I've become a blog reader. In fact, pretty obsessively. A lot of the homeschoolin' bloggers began school today. They are in fine moods, it seems.
Good for them.
My day began late. This was my first mistake. I always "Wake Up With Chesley"! at 4:30. ...Only to close my eyes again and say to myself, "this is just for a second. Ima just relax my eyes and then I'll get up." To be followed by, "What the hell was I going to do so early anyway??".
Circa 8:00 I wake up in a panic because I did, in fact, have a lot of shit to do. This morning in particular I needed to make yogurt, Z worksheets (for Z, not of Z), and I dunno, a million things. It is like being shot out of a cannon, our mornings. Everybody wants breakfast and they freakin want it now. That's pretty much the attitude that prevailed most of the morning. I promptly sat breakfast in front of these heathens, made coffee and checked my Facebook to check out for a minute. Oh good, Babymama wants Babydaddy to give her a call. Hmm... why, THAT was EXACTLY the first human interaction I wanted to have today. What happened to picking up the phone?? bizarre. thank you for posting this prominently on my wall. I go to hotmail. Oh good, the estimate for our falling retaining wall is in. $3000.00!?! ha. ha. ha. I laugh at that like it's a million dollars. It's all about the same. Whateva. I hang my head and shuffle upstairs to teach the "children". monsters. I've always wondered, do teachers have the same problem with 30 kids on Monday? If they do, bless 'em... cause this is nuts. It seems my kids forget all rules and try me from every angle on Mondays (...or Tuesdays posing as Mondays, that is.) The Hubs calls... since he is with grownups, drinking coffee, shooting the shit and "working" he has looked up houses for The Bro online. He wants to tell me about them. In the background the kids are still screeching and Coop is taking a spelling pre-test. Why does the Hubs keep going??? ... and I'm beginning to feel bad for our guinea pig, Meatball. That little rodent may never get used to us. Beneath all this noise, a droning that I can't ignore, but have to: our newest Tourette tic. humming.
But we're here at naptime now. All will be well again! Relax, refresh, renew! But what. the. hell. I have to go to work now. Like, get dressed. Look decent. And... massage someone??? How does one know when they are burned out by massaging? When they can't understand why the client is coming in to be massaged by them instead of the other freaking way around.

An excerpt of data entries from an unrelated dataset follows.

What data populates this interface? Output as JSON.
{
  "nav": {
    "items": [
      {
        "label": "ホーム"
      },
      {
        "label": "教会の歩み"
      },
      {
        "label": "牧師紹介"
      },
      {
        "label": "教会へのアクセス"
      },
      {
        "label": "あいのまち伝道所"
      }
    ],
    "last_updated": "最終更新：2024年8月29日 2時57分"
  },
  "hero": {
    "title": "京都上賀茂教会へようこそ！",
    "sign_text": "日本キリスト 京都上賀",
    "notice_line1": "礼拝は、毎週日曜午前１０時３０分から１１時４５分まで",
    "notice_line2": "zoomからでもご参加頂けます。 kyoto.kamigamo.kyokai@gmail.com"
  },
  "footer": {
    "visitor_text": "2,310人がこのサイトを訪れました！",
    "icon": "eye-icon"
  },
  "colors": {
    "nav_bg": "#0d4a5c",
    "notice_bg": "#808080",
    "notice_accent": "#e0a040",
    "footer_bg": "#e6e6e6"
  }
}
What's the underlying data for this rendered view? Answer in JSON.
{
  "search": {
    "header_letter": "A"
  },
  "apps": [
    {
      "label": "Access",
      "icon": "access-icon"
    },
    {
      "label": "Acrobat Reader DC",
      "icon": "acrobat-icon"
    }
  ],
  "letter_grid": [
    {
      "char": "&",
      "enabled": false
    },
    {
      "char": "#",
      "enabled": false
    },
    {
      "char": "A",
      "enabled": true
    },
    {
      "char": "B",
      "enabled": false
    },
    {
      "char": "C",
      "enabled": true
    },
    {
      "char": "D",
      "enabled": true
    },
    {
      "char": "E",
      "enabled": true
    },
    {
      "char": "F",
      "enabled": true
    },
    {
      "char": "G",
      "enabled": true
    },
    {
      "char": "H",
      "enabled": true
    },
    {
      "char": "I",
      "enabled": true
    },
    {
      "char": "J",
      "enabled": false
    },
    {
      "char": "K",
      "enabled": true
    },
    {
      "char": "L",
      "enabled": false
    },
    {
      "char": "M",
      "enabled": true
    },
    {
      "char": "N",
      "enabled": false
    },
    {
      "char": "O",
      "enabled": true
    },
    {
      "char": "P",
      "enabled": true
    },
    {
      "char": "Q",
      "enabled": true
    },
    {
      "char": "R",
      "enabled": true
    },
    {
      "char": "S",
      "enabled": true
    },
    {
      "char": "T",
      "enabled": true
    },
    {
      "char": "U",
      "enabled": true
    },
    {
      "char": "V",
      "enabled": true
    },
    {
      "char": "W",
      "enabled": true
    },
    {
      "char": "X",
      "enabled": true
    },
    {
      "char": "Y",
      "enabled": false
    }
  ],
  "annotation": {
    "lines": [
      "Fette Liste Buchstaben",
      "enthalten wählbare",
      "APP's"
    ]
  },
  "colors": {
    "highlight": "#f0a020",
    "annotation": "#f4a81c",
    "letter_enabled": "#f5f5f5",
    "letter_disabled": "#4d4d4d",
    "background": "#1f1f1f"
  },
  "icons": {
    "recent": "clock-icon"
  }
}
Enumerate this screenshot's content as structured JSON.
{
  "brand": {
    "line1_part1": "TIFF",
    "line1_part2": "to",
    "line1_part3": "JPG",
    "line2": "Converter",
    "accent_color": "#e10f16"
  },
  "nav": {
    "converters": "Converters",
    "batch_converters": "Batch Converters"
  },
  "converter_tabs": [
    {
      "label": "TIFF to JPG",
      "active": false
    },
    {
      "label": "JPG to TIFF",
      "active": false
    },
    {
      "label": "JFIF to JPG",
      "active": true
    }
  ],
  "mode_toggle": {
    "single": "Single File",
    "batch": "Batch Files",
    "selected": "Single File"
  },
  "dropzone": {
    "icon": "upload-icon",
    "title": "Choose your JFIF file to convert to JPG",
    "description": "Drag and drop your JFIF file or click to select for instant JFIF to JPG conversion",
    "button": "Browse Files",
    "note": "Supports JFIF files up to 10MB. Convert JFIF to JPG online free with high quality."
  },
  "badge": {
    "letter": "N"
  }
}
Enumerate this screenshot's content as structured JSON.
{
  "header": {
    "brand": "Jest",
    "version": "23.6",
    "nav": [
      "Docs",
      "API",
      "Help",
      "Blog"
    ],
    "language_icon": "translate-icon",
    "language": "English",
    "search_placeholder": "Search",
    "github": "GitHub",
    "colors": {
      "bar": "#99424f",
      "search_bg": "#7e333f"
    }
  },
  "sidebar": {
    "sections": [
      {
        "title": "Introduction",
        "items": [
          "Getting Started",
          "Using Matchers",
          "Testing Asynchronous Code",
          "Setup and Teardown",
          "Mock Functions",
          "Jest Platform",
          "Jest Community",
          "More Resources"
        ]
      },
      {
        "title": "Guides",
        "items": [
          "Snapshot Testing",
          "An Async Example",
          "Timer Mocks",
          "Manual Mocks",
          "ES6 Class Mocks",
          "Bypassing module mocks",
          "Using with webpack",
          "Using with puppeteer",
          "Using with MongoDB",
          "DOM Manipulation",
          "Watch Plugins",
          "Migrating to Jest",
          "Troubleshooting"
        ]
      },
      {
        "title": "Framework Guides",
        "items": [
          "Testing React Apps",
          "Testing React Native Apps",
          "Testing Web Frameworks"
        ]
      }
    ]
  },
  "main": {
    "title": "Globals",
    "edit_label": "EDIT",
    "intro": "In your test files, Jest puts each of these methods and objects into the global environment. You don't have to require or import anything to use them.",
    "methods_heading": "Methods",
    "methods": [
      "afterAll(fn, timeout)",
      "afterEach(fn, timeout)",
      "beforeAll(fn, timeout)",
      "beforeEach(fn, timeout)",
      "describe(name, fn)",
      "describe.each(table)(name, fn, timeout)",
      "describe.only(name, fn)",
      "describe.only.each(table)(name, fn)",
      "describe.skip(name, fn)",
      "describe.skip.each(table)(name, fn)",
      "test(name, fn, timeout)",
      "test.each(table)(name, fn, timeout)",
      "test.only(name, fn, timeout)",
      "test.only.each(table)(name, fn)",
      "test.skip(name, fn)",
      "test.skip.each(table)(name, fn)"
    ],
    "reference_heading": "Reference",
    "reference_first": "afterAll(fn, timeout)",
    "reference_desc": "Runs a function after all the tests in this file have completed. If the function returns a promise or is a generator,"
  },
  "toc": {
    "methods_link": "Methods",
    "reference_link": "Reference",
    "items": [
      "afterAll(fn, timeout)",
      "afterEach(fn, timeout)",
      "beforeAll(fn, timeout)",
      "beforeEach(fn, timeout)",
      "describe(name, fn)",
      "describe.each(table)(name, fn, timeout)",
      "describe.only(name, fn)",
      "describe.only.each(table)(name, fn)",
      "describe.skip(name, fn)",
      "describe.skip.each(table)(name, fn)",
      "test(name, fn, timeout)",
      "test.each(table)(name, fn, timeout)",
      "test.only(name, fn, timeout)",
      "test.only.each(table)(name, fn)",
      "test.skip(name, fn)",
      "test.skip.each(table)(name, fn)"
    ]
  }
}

So I don't know if this is being bitchy or tired or spot on or ridiculous. I work on Tuesdays for about 3 hours. That's it. No more. Thing is, I'm a lot busier at home and I have a lot more to do. Going to work for 3 hours a week has become a lot more inconvenient than working normal part time hours. Besides the inconvenience of it all, I'm mustering up a "relaxing attitude". It seems impossible at the moment. And crazy, really. Chances are, I will get out and about and feel much better. It's the getting out that's hard to do.
So, I hope you don't mind a vent. Feels better, anyway. Could be the weather too... all dreary. Hope your day-after-the-holiday is going much better. Mine will be... just gotta make it happen.